The Effect of Non-agricultural Self-employment Credit on Contractual Relations and Employment in Agriculture:The Case of Microcredit Programmes in Bangladesh

Mark M. Pitt

 

Abstract

This paper examines the effect of group-based credit for the poor in Bangladesh, by gender of participant, on participating household’s mix of agricultural contracts (quantities of land sharecropped and rented), and the supply of agricultural labour which takes the form of own-cultivation as opposed to agricultural wage labour. The group-based microcredit programmes examined provide production credit for non-agricultural activities to essentially landless and assetless rural households. Landless cultivators are more likely to have their contractual choices shaped by credit market constraints than others. On a priori grounds it is important to distinguish credit effects by gender of participant. Male programme credit, if properly monitored, should induce men to substitute away from supplying agricultural labour and contracting for agricultural land to supplying the non-agricultural labour required by the non-agricultural self-employment activity financed by the microcredit programme. Programme participation by women, who are otherwise much less involved in income-generating activities, diversifies the sources of household income not merely by the type of activity undertaken but also across individuals within the household. These outcomes that permit households to choose higher return but riskier agricultural contracts.

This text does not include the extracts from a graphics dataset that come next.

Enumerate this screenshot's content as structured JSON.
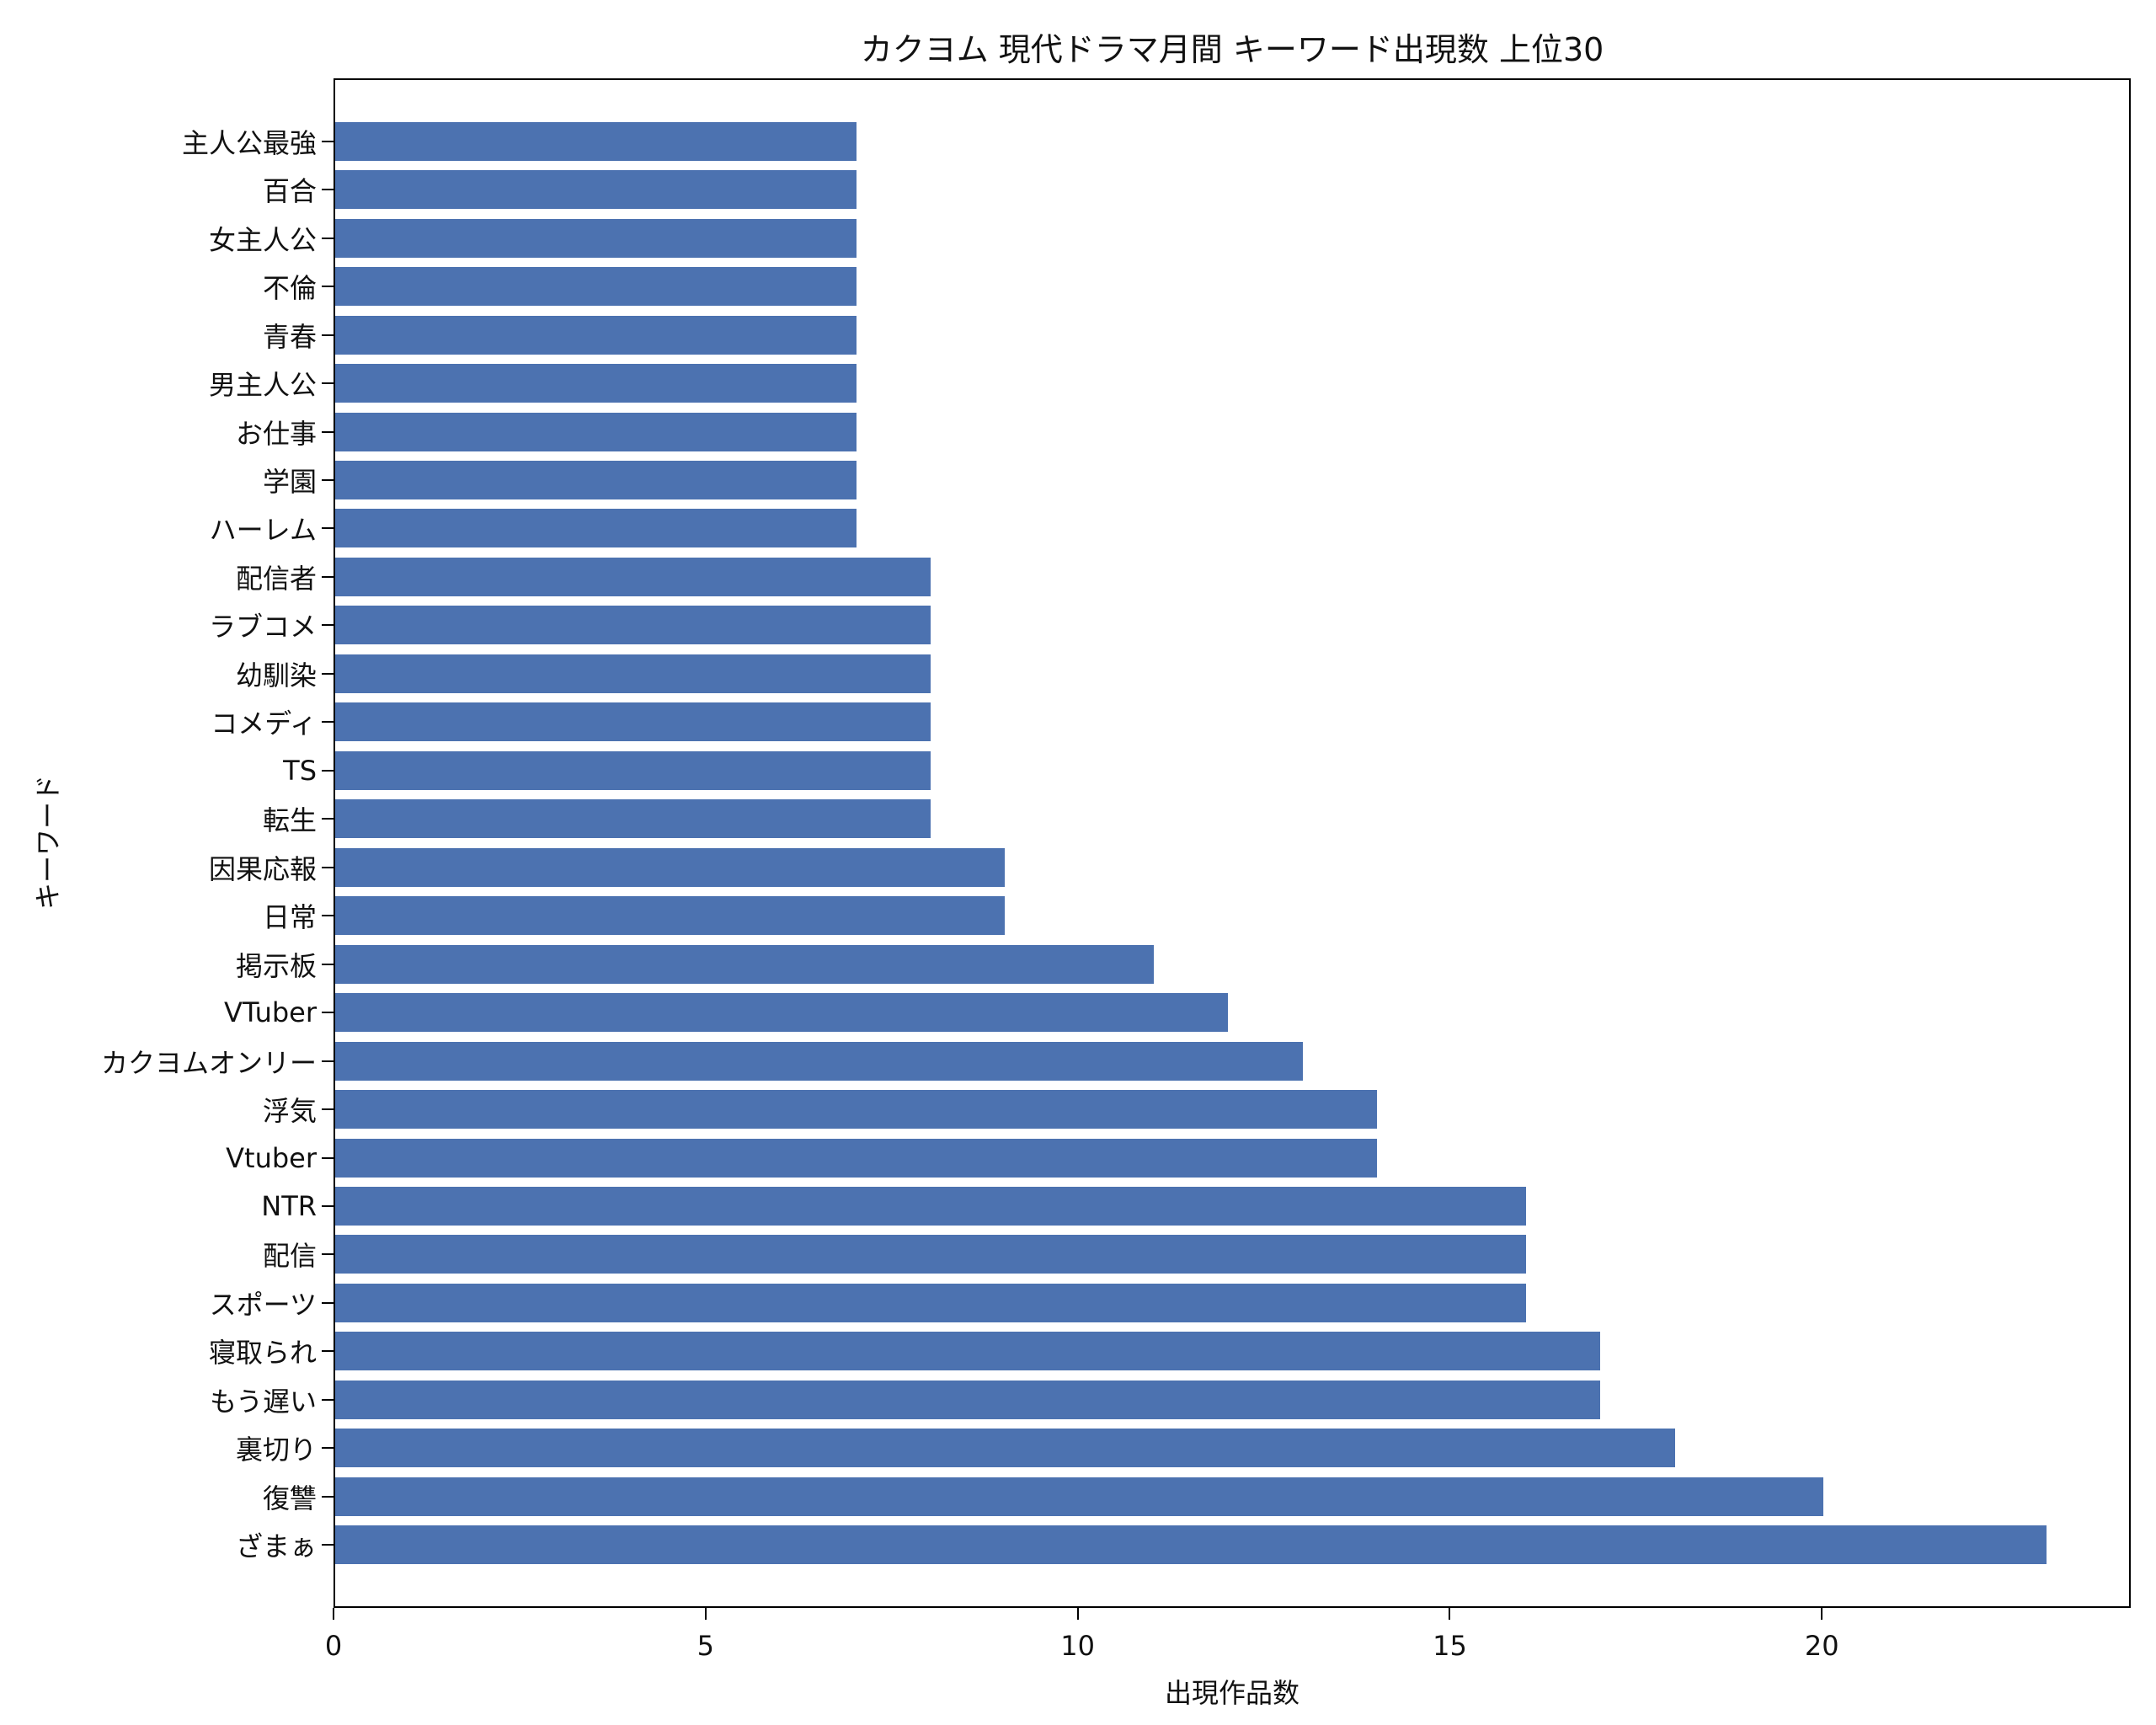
{
  "chart_data": {
    "type": "bar",
    "orientation": "horizontal",
    "title": "カクヨム 現代ドラマ月間 キーワード出現数 上位30",
    "xlabel": "出現作品数",
    "ylabel": "キーワード",
    "xlim": [
      0,
      24.15
    ],
    "xticks": [
      0,
      5,
      10,
      15,
      20
    ],
    "grid": false,
    "legend": null,
    "bar_color": "#4c72b0",
    "categories": [
      "ざまぁ",
      "復讐",
      "裏切り",
      "もう遅い",
      "寝取られ",
      "スポーツ",
      "配信",
      "NTR",
      "Vtuber",
      "浮気",
      "カクヨムオンリー",
      "VTuber",
      "掲示板",
      "日常",
      "因果応報",
      "転生",
      "TS",
      "コメディ",
      "幼馴染",
      "ラブコメ",
      "配信者",
      "ハーレム",
      "学園",
      "お仕事",
      "男主人公",
      "青春",
      "不倫",
      "女主人公",
      "百合",
      "主人公最強"
    ],
    "values": [
      23,
      20,
      18,
      17,
      17,
      16,
      16,
      16,
      14,
      14,
      13,
      12,
      11,
      9,
      9,
      8,
      8,
      8,
      8,
      8,
      8,
      7,
      7,
      7,
      7,
      7,
      7,
      7,
      7,
      7
    ]
  }
}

Econometric analysis of a 1991/92 household survey provides strong evidence that participation in these group-based microcredit programmes substantially alters the mix of agricultural contracts chosen by participating households. In particular, both female and male participation induces a significant increase in own-cultivation through sharecropping, coupled with a complementary increase in male hours in field crop self-employment and a reduction in male hours in the wage agricultural labour market, consistent with its presumed effects in diversifying income and smoothing consumption. Female credit effects are larger than male credit effects in increasing sharecropping and in reducing male wage labour and increasing agricultural self-employment, as predicted.